How can I participate in ongoing development?

SQL::Statement is a large module with many potential future directions. You are invited to help plan, code, test, document, or kibbitz about these directions. A sourceforge site will be available soon. If you want to join the development team, or just hear more about the development, write Jeff a note (<jzuckerATcpan.org>.

Where can I go for more help?

For questions about installation or usage, please ask on the dbi-users@perl.org mailing list or post a question on PerlMonks (http://www.perlmonks.org/, where Jeff is known as jZed). If you have a bug report, a patch, a suggestion, write Jeff at the email shown below.
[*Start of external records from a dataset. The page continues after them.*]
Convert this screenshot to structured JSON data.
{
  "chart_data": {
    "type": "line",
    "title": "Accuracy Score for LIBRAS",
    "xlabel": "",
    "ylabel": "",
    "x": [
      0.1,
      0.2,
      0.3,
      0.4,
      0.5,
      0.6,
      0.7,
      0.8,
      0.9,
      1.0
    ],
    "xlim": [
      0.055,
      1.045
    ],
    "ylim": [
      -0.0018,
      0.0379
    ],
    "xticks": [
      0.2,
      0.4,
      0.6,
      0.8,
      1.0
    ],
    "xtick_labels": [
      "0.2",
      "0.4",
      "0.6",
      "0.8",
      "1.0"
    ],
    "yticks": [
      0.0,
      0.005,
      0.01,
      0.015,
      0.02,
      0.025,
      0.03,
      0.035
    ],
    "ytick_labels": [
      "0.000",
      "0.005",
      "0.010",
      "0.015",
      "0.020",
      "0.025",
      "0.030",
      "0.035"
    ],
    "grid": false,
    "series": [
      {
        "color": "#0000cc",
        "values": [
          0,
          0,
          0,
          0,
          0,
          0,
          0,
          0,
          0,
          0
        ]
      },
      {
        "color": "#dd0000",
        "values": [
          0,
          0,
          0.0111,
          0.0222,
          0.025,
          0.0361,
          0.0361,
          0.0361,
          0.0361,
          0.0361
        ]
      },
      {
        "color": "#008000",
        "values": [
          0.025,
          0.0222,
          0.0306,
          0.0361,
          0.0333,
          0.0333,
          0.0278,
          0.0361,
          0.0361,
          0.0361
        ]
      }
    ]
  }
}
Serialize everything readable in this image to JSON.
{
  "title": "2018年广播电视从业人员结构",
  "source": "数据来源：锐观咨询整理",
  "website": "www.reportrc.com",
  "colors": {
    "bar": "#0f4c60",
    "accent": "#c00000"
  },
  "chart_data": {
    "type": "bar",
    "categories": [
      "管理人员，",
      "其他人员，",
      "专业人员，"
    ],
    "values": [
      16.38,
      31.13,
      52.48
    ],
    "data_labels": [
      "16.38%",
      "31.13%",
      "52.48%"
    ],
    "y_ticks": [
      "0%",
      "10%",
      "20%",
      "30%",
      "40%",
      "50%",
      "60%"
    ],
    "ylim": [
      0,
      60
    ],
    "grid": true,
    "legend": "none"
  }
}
Jochen Wiedmann created the original module as an XS (C) extension in 1998. Jeff Zucker took over the maintenance in 2001 and rewrote all of the C portions in perl and began extending the SQL support. More recently Ilya Sterin provided help with SQL::Parser, Tim Bunce provided both general and specific support, Dan Wright and Dean Arnold have contributed extensively to the code, and dozens of people from around the world have submitted patches, bug reports, and suggestions. Thanks to all!

If you're interested in helping develop SQL::Statement or want to use it with your own modules, feel free to contact Jeff.


Copyright (c) 2001,2005 by Jeff Zucker: jzuckerATcpan.org

Portions Copyright (C) 1998 by Jochen Wiedmann: jwiedATcpan.org

All rights reserved.

You may distribute this module under the terms of either the GNU General Public License or the Artistic License, as specified in the Perl README file.